I.I. Kostroma1, S.V. Gritsaev1, E.V. Karyagina2, A.S. Nizamutdinova3, I.S. Martynkevich1, K.M. Abdulkadyrov1

1 Russian Scientific Research Institute of Hematology and Transfusiology under the Federal Medico-Biological Agency, 16 2-ya Sovetskaya str., Saint Petersburg, Russian Federation, 191024

2 Municipal Hospital No. 15, 4 Avangardnaya str., Saint Petersburg, Russian Federation, 198205

3 Alexandrovskaya Municipal Hospital No. 17, 4 pr-t Solidarnosti, Saint Petersburg, Russian Federation, 193312

For correspondence: Ivan Ivanovich Kostroma, 16 2-ya Sovetskaya str., Saint Petersburg, Russian Federation, 191024; Tel.: +7(812)717-58-57; e-mail: obex@rambler.ru

For citation: Kostroma II, Gritsaev SV, Karyagina EV, et al. Hematological Improvement is a Favorable Response to Azacitidine in Patients with Acute Myeloid Leukemias and Myelodysplastic Syndromes. Clinical oncohematology. 2015;8(4):413–419 (In Russ).

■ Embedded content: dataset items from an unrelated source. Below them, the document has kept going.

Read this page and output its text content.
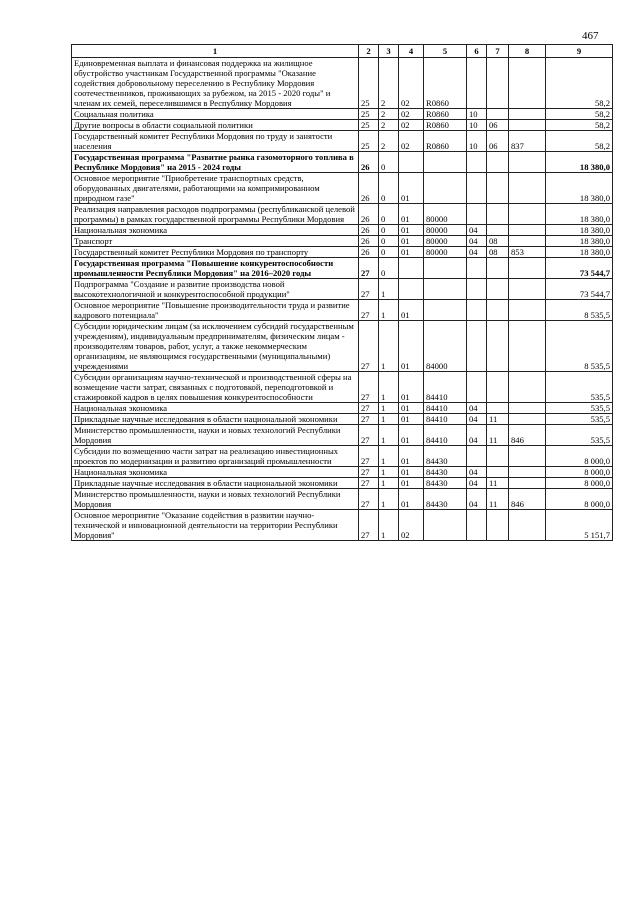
467
1	2	3	4	5	6	7	8	9
Единовременная выплата и финансовая поддержка на жилищное обустройство участникам Государственной программы "Оказание содействия добровольному переселению в Республику Мордовия соотечественников, проживающих за рубежом, на 2015 - 2020 годы" и членам их семей, переселившимся в Республику Мордовия	25	2	02	R0860				58,2
Социальная политика	25	2	02	R0860	10			58,2
Другие вопросы в области социальной политики	25	2	02	R0860	10	06		58,2
Государственный комитет Республики Мордовия по труду и занятости населения	25	2	02	R0860	10	06	837	58,2
Государственная программа "Развитие рынка газомоторного топлива в Республике Мордовия" на 2015 - 2024 годы	26	0						18 380,0
Основное мероприятие "Приобретение транспортных средств, оборудованных двигателями, работающими на компримированном природном газе"	26	0	01					18 380,0
Реализация направления расходов подпрограммы (республиканской целевой программы) в рамках государственной программы Республики Мордовия	26	0	01	80000				18 380,0
Национальная экономика	26	0	01	80000	04			18 380,0
Транспорт	26	0	01	80000	04	08		18 380,0
Государственный комитет Республики Мордовия по транспорту	26	0	01	80000	04	08	853	18 380,0
Государственная программа "Повышение конкурентоспособности промышленности Республики Мордовия" на 2016–2020 годы	27	0						73 544,7
Подпрограмма "Создание и развитие производства новой высокотехнологичной и конкурентоспособной продукции"	27	1						73 544,7
Основное мероприятие "Повышение производительности труда и развитие кадрового потенциала"	27	1	01					8 535,5
Субсидии юридическим лицам (за исключением субсидий государственным учреждениям), индивидуальным предпринимателям, физическим лицам - производителям товаров, работ, услуг, а также некоммерческим организациям, не являющимся государственными (муниципальными) учреждениями	27	1	01	84000				8 535,5
Субсидии организациям научно-технической и производственной сферы на возмещение части затрат, связанных с подготовкой, переподготовкой и стажировкой кадров в целях повышения конкурентоспособности	27	1	01	84410				535,5
Национальная экономика	27	1	01	84410	04			535,5
Прикладные научные исследования в области национальной экономики	27	1	01	84410	04	11		535,5
Министерство промышленности, науки и новых технологий Республики Мордовия	27	1	01	84410	04	11	846	535,5
Субсидии по возмещению части затрат на реализацию инвестиционных проектов по модернизации и развитию организаций промышленности	27	1	01	84430				8 000,0
Национальная экономика	27	1	01	84430	04			8 000,0
Прикладные научные исследования в области национальной экономики	27	1	01	84430	04	11		8 000,0
Министерство промышленности, науки и новых технологий Республики Мордовия	27	1	01	84430	04	11	846	8 000,0
Основное мероприятие "Оказание содействия в развитии научно-технической и инновационной деятельности на территории Республики Мордовия"	27	1	02					5 151,7
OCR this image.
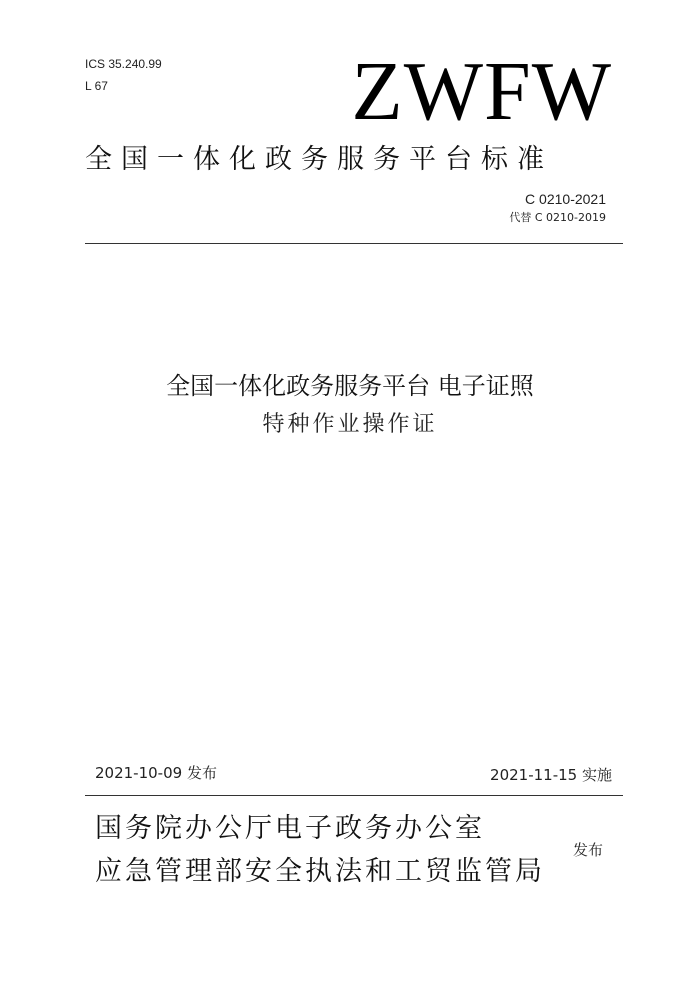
ICS 35.240.99
L 67	ZWFW
全国一体化政务服务平台标准
C 0210-2021
代替 C 0210-2019
全国一体化政务服务平台 电子证照
特种作业操作证
2021-10-09 发布	2021-11-15 实施
国务院办公厅电子政务办公室
应急管理部安全执法和工贸监管局
发布
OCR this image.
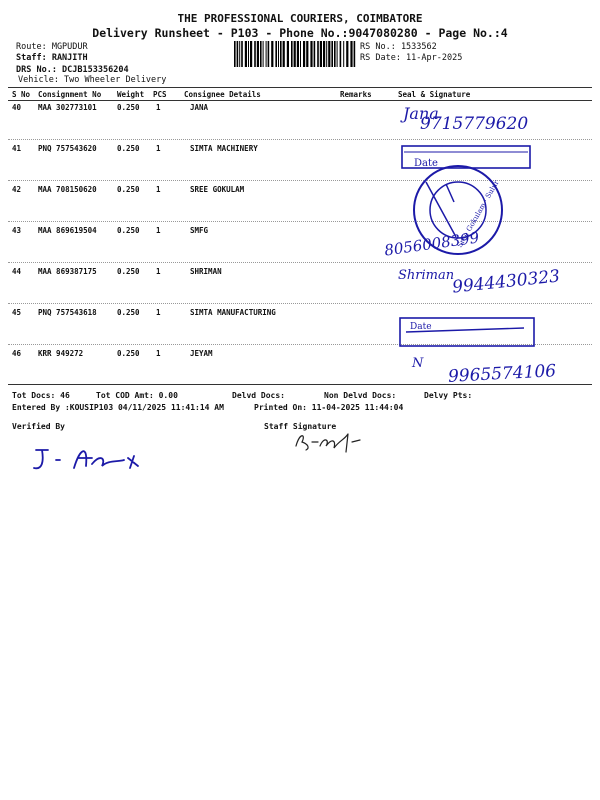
THE PROFESSIONAL COURIERS, COIMBATORE
Delivery Runsheet - P103 - Phone No.:9047080280 - Page No.:4
Route: MGPUDUR
Staff: RANJITH
DRS No.: DCJB153356204
Vehicle: Two Wheeler Delivery
RS No.: 1533562
RS Date: 11-Apr-2025
S No Consignment No Weight PCS Consignee Details	Remarks	Seal & Signature
40 MAA 302773101	0.250 1	JANA
41 PNQ 757543620	0.250 1	SIMTA MACHINERY
42 MAA 708150620	0.250 1	SREE GOKULAM
43 MAA 869619504	0.250 1	SMFG
44 MAA 869387175	0.250 1	SHRIMAN
45 PNQ 757543618	0.250 1	SIMTA MANUFACTURING
46 KRR 949272	0.250 1	JEYAM
Jana
9715779620
Date
Sree Gokulam · Sulur
8056008399
Shriman
9944430323
Date
N 9965574106
Tot Docs: 46	Tot COD Amt: 0.00	Delvd Docs:	Non Delvd Docs:	Delvy Pts:
Entered By :KOUSIP103 04/11/2025 11:41:14 AM	Printed On: 11-04-2025 11:44:04
Verified By	Staff Signature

DOI: 10.21320/2500-2139-2015-8-4-413-419


ABSTRACT

Aim. To evaluate types of response to azacitidine associated with improvement of overall survival (OS) rates of patients with acute myeloid leukemias (AML) and myelodysplastic syndromes (MDS).

Methods. A retrospective analyses of medical records of 14 AML patients and 13 MDS patients at the age of 39 to 84 treated with azacitidine at a dose of 75 mg/m2 subcutaneously for 7 subsequent days every 28 days was performed. The therapy effectiveness was evaluated according to modified 2006 IWG criteria. The OS was calculated beginning with the date of initiation of the azacitidine therapy.

Results. From 2 to 25 azacitidine cycles was performed. Complete remission (CR) was achieved in 6 patients (22.2 %) including 4 AML and 2 MDS patients. Bone marrow remission (mCR) was diagnosed in 1 MDS patient (3.7 %). Hematological improvement was obtained in 11 patients (40.7 %) including 5 AML and 6 MDS patients. The overall response was 66.7 % (18 to 27 patients). There was no correlation between the therapy effectiveness and patients’ age, disease type, duration of the previous period, baseline hemoglobin, leukocytes, and platelets levels, and dependence on transfusions of erythrocyte suspension and thromboconcentrate. The therapy was considered ineffective in 9 patients (33.3 %). Stabilization with retained requirements of blood component transfusion was observed in 4 AML and 3 MDS patients. 2 patients presented gradual increase of the blast cell count in the bone marrow. The follow-up period was 2–29 months. The median OS of all patients was 11.5 months. The median OS of patients with CR, mCR and hematological improvement was significantly greater than that in the group of patients with stable disease and progression: 15.9 versus 7.4 months, respectively (= 0,010).

Conclusion. Reduction of transfusion requirement and/or stable improvement of peripheral blood levels due to azacitidine administration are associated with improved OS rates of AML and MDS patients.


Keywords: acute myeloid leukemia, myelodysplastic syndromes, azacitidine, hematological improvement, overall survival.